Key conclusion 9: Gender equality remains a challenge in Mozambique’s iCCM programme, with females making up only 30 per cent of APEs trained by the IHSS.
- Explore various mechanisms to ensure donor and NGO coordination and adherence to programme norms, while allowing flexibility to explore innovative approaches.
- Carefully pilot and evaluate the possibility of expanding the services offered by APEs, including around family planning and tuberculosis treatment.
- Revise human resource requirements to regularize the APE workforce.
- Conduct trials on cost recovery mechanisms.
- Design and implement activities to generate increased demand for the services of APEs.
- Improve and regularize the supervision of APEs, including training on the proper use of registers and reports.

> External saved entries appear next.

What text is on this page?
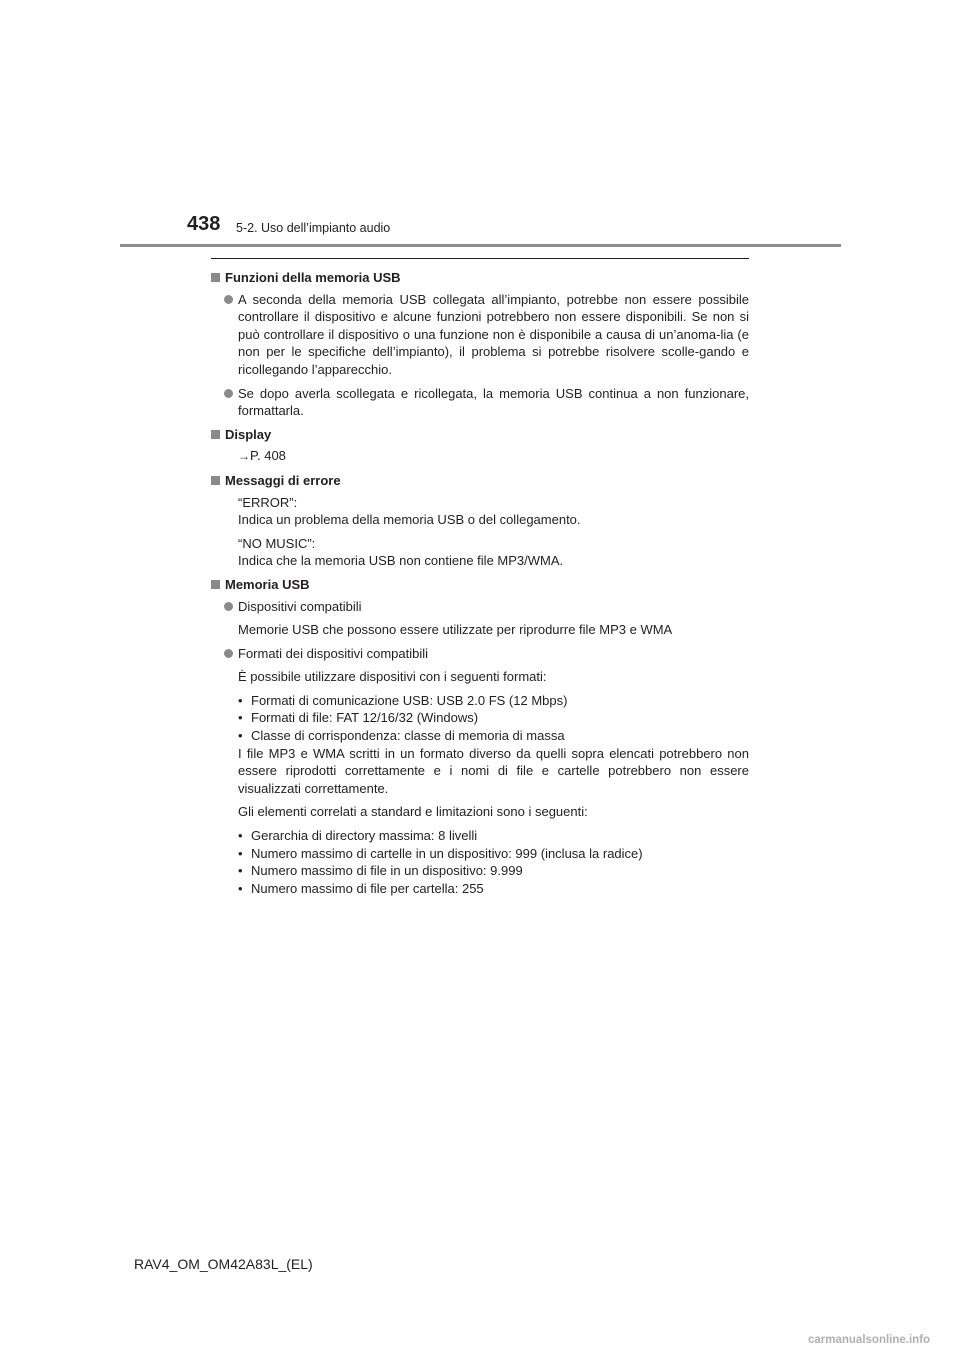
438 5-2. Uso dell’impianto audio
Funzioni della memoria USB
A seconda della memoria USB collegata all’impianto, potrebbe non essere possibile controllare il dispositivo e alcune funzioni potrebbero non essere disponibili. Se non si può controllare il dispositivo o una funzione non è disponibile a causa di un’anoma-lia (e non per le specifiche dell’impianto), il problema si potrebbe risolvere scolle-gando e ricollegando l’apparecchio.
Se dopo averla scollegata e ricollegata, la memoria USB continua a non funzionare, formattarla.
Display
→P. 408
Messaggi di errore
“ERROR”:
Indica un problema della memoria USB o del collegamento.
“NO MUSIC”:
Indica che la memoria USB non contiene file MP3/WMA.
Memoria USB
Dispositivi compatibili
Memorie USB che possono essere utilizzate per riprodurre file MP3 e WMA
Formati dei dispositivi compatibili
È possibile utilizzare dispositivi con i seguenti formati:
• Formati di comunicazione USB: USB 2.0 FS (12 Mbps)
• Formati di file: FAT 12/16/32 (Windows)
• Classe di corrispondenza: classe di memoria di massa
I file MP3 e WMA scritti in un formato diverso da quelli sopra elencati potrebbero non essere riprodotti correttamente e i nomi di file e cartelle potrebbero non essere visualizzati correttamente.
Gli elementi correlati a standard e limitazioni sono i seguenti:
• Gerarchia di directory massima: 8 livelli
• Numero massimo di cartelle in un dispositivo: 999 (inclusa la radice)
• Numero massimo di file in un dispositivo: 9.999
• Numero massimo di file per cartella: 255
RAV4_OM_OM42A83L_(EL)
carmanualsonline.info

- Compare the current four-month continuous training model with episodic training of one month every quarter for four rounds.
- Promote experienced and well-functioning APEs to a supervisory or mentoring role.
- Conduct periodic lot quality assurance sampling (LQAS) surveys to validate routine data and assist with planning.
- Develop a set of indicators to measure the effectiveness of APEs.
- Encourage government commitment to take on the financial burden of APE subsidies.
- Maintain short-term donor funding for the programme while alternative sources are explored.
- Encourage the World Bank and the Global Fund to support APEs as a mechanism to deliver integrated primary health care in hard-to-reach and vulnerable communities.
The evaluation found that the APE programme in Mozambique is clearly part of national policy and is fully owned by the Ministry of Health. The main concern about the sustainability of the programme, consistently reiterated in interviews with key stakeholders, is the capacity of the government to take on the responsibility for APE subsidies. As an interim measure, some donors have indicated their willingness to continue to pay the cost of training and supplies if the government commits to paying the APE subsidies. However, the government’s clear support of the programme has not yet translated into a commitment to pay for subsidies.